Just about a year ago, the FAANG stocks were speeding along just fine, a force to be reckoned with and a group of stocks whose collective power was strong enough to pull indices higher even when much of the rest of the market was underperforming. Chinks in the armour, however, were there. Facebook’s dramatic plunge last July on disappointing user numbers. Fears that Apple had lost its innovation mojo.
Even so, the smart money seemed to be on FAANG continuing to power through any and all distractions.
Then October came and the FAANGs started dropping, and kept it up for a full quarter.
Three FAANG stocks Paul Harris likes right now: Amazon, Facebook and Alphabet
And, granted, early 2019 was a great rebound. The five FAANGs averaged a return of 22.4 per cent over Q1. But volatility in Big Tech seems to have become more the norm, as represented by the sharp drop in all five names over the past few weeks.
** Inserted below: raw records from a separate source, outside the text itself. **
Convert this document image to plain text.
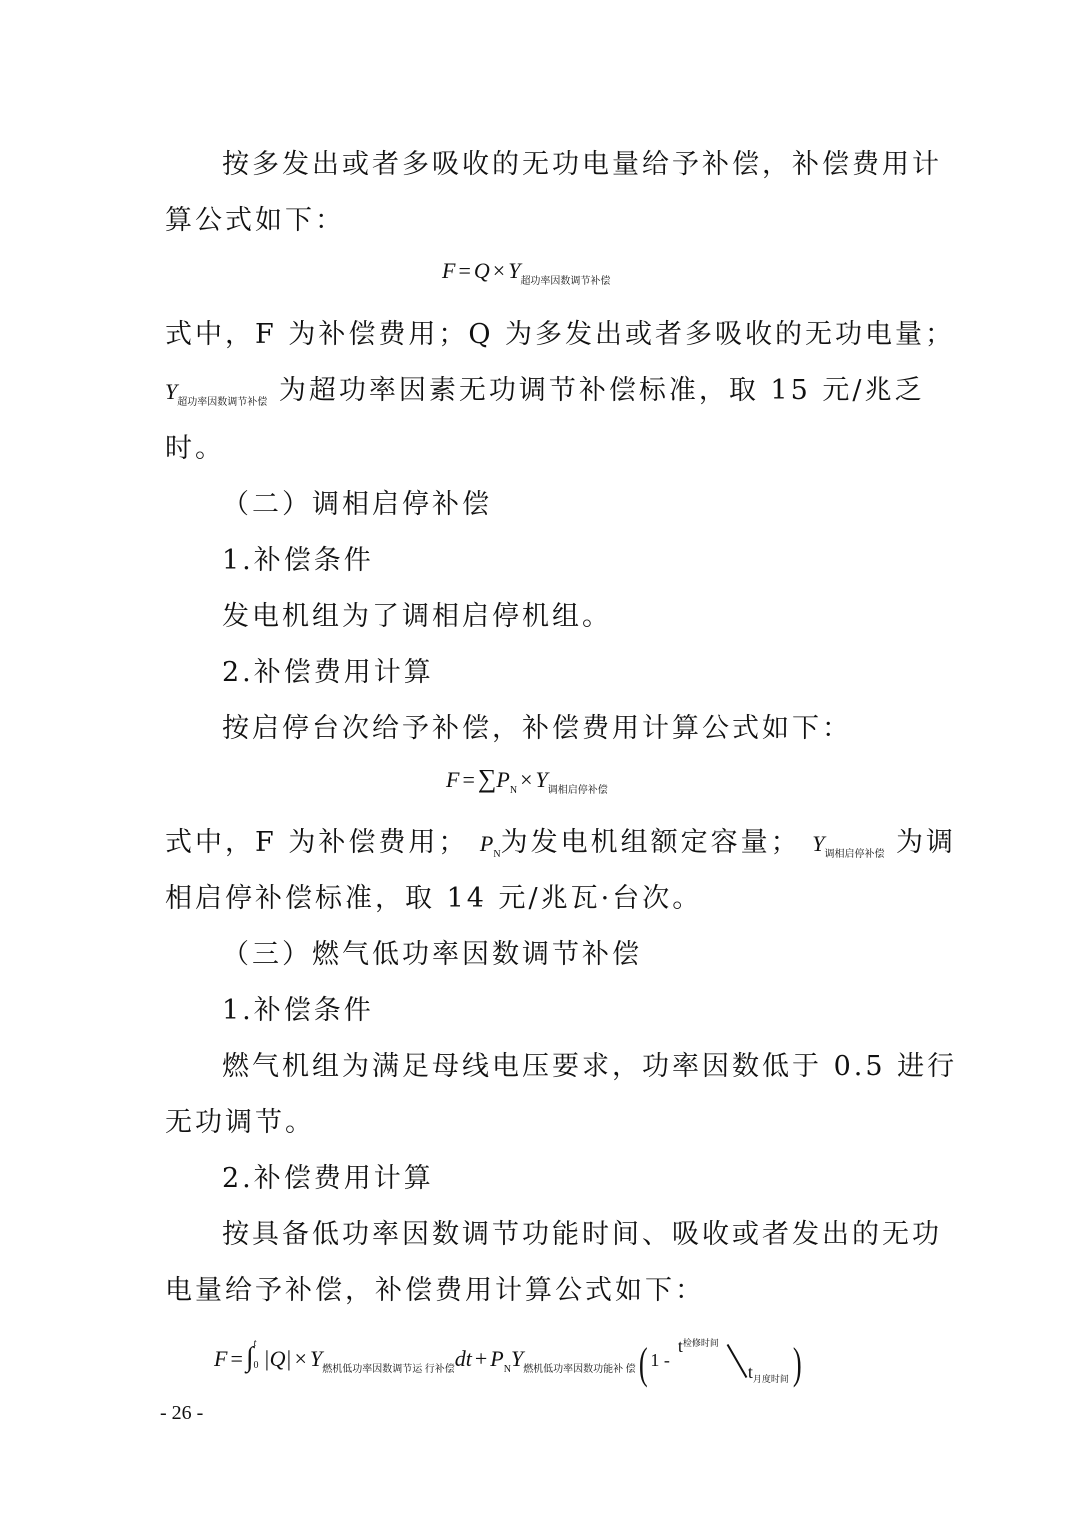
按多发出或者多吸收的无功电量给予补偿，补偿费用计
算公式如下：
$F = Q \times Y_{超功率因数调节补偿}$
式中，F 为补偿费用；Q 为多发出或者多吸收的无功电量；
$Y_{超功率因数调节补偿}$ 为超功率因素无功调节补偿标准，取 15 元/兆乏
时。
（二）调相启停补偿
1.补偿条件
发电机组为了调相启停机组。
2.补偿费用计算
按启停台次给予补偿，补偿费用计算公式如下：
$F = \sum P_N \times Y_{调相启停补偿}$
式中，F 为补偿费用； $P_N$为发电机组额定容量； $Y_{调相启停补偿}$ 为调
相启停补偿标准，取 14 元/兆瓦·台次。
（三）燃气低功率因数调节补偿
1.补偿条件
燃气机组为满足母线电压要求，功率因数低于 0.5 进行
无功调节。
2.补偿费用计算
按具备低功率因数调节功能时间、吸收或者发出的无功
电量给予补偿，补偿费用计算公式如下：
F = ∫ t
0 $|Q| \times Y_{燃机低功率因数调节运 行补偿}dt + P_NY_{燃机低功率因数功能补 偿}$( 1 -
$t^{检修时间}$
$t_{月度时间}$ )
- 26 -
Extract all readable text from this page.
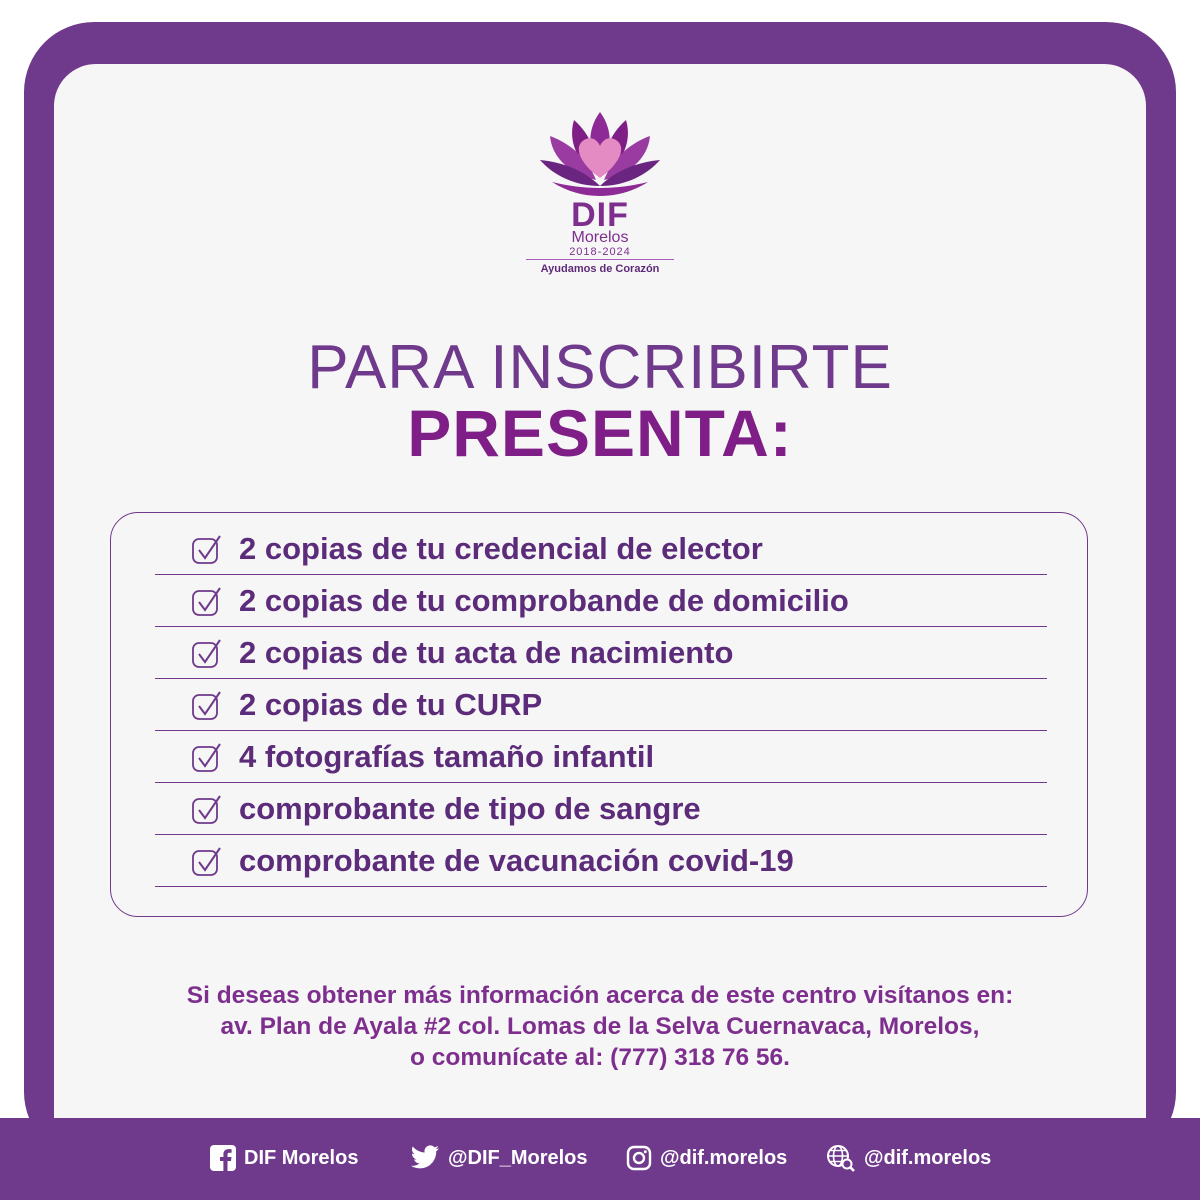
DIF
Morelos
2018-2024
Ayudamos de Corazón
PARA INSCRIBIRTE
PRESENTA:
2 copias de tu credencial de elector
2 copias de tu comprobande de domicilio
2 copias de tu acta de nacimiento
2 copias de tu CURP
4 fotografías tamaño infantil
comprobante de tipo de sangre
comprobante de vacunación covid-19
Si deseas obtener más información acerca de este centro visítanos en:
av. Plan de Ayala #2 col. Lomas de la Selva Cuernavaca, Morelos,
o comunícate al: (777) 318 76 56.
DIF Morelos	@DIF_Morelos	@dif.morelos	@dif.morelos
For the optimist, this latest dip may imply a buying opportunity. But Harris would caution that timing your reentry is not an easy task, nor should you be treating all the FAANGs similarly.
“I think that there’s going to be more volatility,” said Harris, in conversation with BNN Bloomberg on Thursday. “When markets do this kind of jerking action, clearly people haven’t made up their minds on what’s going to happen.”
“We own Google. We think it’s one of the cheaper stocks out of all of those names,” he said. “We don’t own Netflix. I think that Facebook and Amazon are great cashflow generating businesses, especially Facebook, and I don’t think that that’s going away.”
As for supporters for a tech turnaround, investors could take heart in Berkshire Hathaway and Warren Buffett’s announcement this week that his firm had increased their stake in Amazon by 11 per cent over the second quarter. In Apple’s case, the Trump Administration this week announced that cellphones and other electronics would stay exempt from a ten-per-cent Chinese tariff at least until mid-December. That was news which caused a jump in APPL on Wednesday.
Regulatory risks are overblown…
Then there’s regulatory and anti-trust concerns, which continue to dog some of the FANNGs.
But Harris is less concerned with these potential impacts.
“There are a lot of issues with tech regulation and some people want to break up tech [but] that takes a long time and breaking up a company is very difficult,” he said. “It’s also that they have to show that this company is hurting consumers, and it’s very hard to prove that when Amazon is making things cheaper for you and delivering things on the same day and stuff like that.”
“Netflix is a little more difficult because of Disney and the competition coming that can really put Netflix on the back step. But I think that those other ones are actually interesting,” he said.